雨沿着庵前老瓦排成一排,落在泥地里又溅起薄薄的气雾。灯影在廊柱上摇晃,香灰像浅色雪屑在空中飘。法尘站在窗下,手里捻着一枚小小的铜铃,指节有点白。他的目光不离那扇被雨打湿了半截的纸窗,像是在等什么来敲门,却也像在等什么永远不来。
“师父,外头来了人。”翠梅在后面,把身上的水珠抖到地面,声音有点高,像被雨震碎的瓷片。她的手指还带着泥,指甲缝里有河泥的气味。
法尘没有应,只把铜铃放回木盘,木与铜轻碰,发出短促的声响。他转身,袖口擦过发髻,动作里带着习惯性的干净与迟疑。
门被推开,是老何,雨水把他的衣襟压成两块深色。他的口音粗糙,话也快:“庵里有人看见小孩浮在河边,包里有这玩意儿——”他伸出一只手,手心里露出一只小小的布鞋,鞋尖还粘着河草。

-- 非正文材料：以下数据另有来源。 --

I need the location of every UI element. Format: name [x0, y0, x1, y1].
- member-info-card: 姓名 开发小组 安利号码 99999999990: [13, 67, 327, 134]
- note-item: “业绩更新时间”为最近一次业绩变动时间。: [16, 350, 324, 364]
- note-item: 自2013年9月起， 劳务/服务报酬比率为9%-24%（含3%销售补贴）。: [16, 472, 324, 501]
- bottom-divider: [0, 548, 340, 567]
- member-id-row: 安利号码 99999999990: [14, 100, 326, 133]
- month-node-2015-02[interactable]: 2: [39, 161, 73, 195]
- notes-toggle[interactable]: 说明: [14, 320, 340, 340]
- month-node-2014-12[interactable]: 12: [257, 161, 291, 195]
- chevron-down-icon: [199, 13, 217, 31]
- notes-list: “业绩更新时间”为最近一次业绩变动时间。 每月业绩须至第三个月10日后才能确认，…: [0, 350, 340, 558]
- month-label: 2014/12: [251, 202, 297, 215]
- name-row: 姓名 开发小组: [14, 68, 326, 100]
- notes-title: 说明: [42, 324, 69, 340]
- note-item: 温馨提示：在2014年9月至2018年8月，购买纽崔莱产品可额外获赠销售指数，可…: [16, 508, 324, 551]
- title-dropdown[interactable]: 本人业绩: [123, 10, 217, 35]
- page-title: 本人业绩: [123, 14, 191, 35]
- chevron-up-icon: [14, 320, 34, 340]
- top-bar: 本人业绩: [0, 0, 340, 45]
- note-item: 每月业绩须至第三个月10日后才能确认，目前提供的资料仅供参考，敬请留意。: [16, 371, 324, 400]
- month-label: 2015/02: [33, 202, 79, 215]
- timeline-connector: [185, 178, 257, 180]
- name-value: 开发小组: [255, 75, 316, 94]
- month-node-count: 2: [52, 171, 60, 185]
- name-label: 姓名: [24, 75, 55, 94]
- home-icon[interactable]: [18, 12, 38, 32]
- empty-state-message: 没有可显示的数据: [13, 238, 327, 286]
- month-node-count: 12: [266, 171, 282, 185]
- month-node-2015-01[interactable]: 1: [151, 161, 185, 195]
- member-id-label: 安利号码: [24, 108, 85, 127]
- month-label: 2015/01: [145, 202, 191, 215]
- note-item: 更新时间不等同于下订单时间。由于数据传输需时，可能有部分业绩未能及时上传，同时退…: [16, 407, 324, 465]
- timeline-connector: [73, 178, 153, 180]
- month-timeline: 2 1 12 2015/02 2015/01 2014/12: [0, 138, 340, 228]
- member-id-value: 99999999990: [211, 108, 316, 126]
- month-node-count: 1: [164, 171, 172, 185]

静莲接过布鞋,手指触到鞋跟那处微微破损,停了一瞬。她的眉眼没有波动,声音却像锋利的针:“是谁看见的?”
“俺家的阿三。说在水草里看到的,像是被人丢的。还有个东西——”老何又从怀里掏出一把凌乱的线团,线头缠着几撮细软的发丝。气氛一下就变了,像被拉紧的弦。
翠梅抓着布鞋,鞋里有汗渍、泥味,还有被水泡过的油脂味。她抬头,声音突然低了些:“师父,庵里以前不是收过一个孩子……吗?”
法尘的肩膀轻轻一顿。他靠在门框上,手指沿着木纹摸去,像是在计数。他说话的时候,语气短,像是在念经,但每个字后都停了半拍:“那是很久以前的事了。孩子走了,就不要再提了。”
静莲的视线在他脸上转了一圈,像是翻旧账本。她把布鞋放在供桌边的一角,手指掠过一块被香烛烤过的纸屑,语气更冷:“走了?那人怎么说的?”
老何不上心地耸耸肩:“河里捞上来的,说身上有你们的念珠。”说到念珠两个字,他的手又抖了,像抓不住什么。庵里的空气立刻黏稠起来,香的味道变得刺鼻。
法尘的手抬起,抚过胸前那枚旧布包。他的指尖触到一个小口袋,袋口有一缕头发露出来,颜色像被水洗过的麻黄。指甲缝里落着泥,但他的脸没有潮红。片刻,他把口袋悄悄塞进怀里,声音像夜里的风:“念珠带不到就带走吧。人命是个沉重的事,不是外人能说的。”
静莲退了半步,牙齿间有轻微的摩擦声:“你每次都这样说。可孩子还在河里吗?午夜福利视频要不要去看看?”她的语气软了,但眼里有条线,像刀割过的布,稳稳地落上法尘。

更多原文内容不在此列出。